Military personnel, invited guests and politicians watch a Trident C4 missile detonation at the Utah Test and Training Range in the western desert on Wednesday.
Jeffrey D. Allred, Deseret News
UTAH TEST AND TRAINING RANGE — If there's ever a sound that is like air being torn apart, it's the sound an F-16 makes when it strafes a target.
Flying low on approach, the single-engine fighter plane lets loose its 20 mm multibarrel cannon. As the plane arrives, the sound arrives with it. It's the sound of a zipper, followed by machinery and robotics — all cranked up to an ear-splitting volume.
Some have described it as what a dragon's voice would sound like. But for the 500 people who toured the Utah Test and Training Range on Wednesday, they know that sound as a strafing F-16.
Strafing is the use of a plane's guns at low altitude to shoot targets on the ground. And it happens so fast that the rounds are in the target well before the plane arrives, before you even hear the sound.
"It was a clear demonstration of air power," said Col. Patrick Higby, commander of the 75th Air Base Wing at Hill Air Force Base.
Wednesday was Higby's first visit to the 958,000-acre range since he took over the 75th in April. His wing manages the range's land and its uses, which include bombing and strafing ranges, maintenance of rocket motors and their disposal.
Higby had heard about the UTTR and its importance to the U.S. Air Force and national defense. On Wednesday, he got to see it in action.
"It's definitely a national asset," he said.
The range hosts customers other than the Air Force, says Ron Short, director of Hill's Range Support Division. Basically, any branch of the military with a plane or something to blow up can use the range for those purposes.
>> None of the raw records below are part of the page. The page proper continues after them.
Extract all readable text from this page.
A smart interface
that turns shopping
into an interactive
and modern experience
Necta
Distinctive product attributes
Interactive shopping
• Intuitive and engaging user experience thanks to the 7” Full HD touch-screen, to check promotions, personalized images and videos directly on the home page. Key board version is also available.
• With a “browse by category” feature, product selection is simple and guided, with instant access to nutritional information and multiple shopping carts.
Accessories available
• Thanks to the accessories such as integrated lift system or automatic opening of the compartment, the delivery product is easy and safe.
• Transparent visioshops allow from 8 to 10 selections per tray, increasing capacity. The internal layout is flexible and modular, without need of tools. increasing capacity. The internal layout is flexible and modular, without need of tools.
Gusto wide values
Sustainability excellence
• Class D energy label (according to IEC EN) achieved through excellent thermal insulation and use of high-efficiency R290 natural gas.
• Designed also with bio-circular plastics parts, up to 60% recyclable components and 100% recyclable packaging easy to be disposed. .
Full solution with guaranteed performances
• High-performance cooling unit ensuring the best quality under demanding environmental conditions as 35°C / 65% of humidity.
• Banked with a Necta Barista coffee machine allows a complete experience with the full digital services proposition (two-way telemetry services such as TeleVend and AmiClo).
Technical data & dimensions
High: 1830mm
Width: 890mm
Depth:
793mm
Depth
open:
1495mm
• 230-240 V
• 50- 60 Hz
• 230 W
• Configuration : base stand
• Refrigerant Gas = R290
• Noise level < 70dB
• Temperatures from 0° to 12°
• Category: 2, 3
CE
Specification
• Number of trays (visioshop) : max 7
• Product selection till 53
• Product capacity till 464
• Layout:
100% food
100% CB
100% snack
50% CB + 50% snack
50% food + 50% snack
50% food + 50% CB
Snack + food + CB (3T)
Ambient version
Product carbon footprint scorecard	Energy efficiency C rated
Special forces train in a mock terrorist camp nestled next to a mountain that looks like the mountains of Afghanistan. The Army, Navy and Marines have used the range, and so has NASA, which has pilots who need to maintain certifications. The FBI has practiced with explosives, and the German military has flown long-range missions across the Atlantic to Utah.
Some signs are written in Russian to help guide Russian officials who pay surprise visits from time to time to make sure the United States is holding up its end of the Strategic Arms Reduction Treaty — a pact between the two countries to reduce certain types of missiles, warheads and other arms.
The place is always busy, said Col. Jeff Snell, commander of the 388th Range Squadron, which manages the airspace over the range.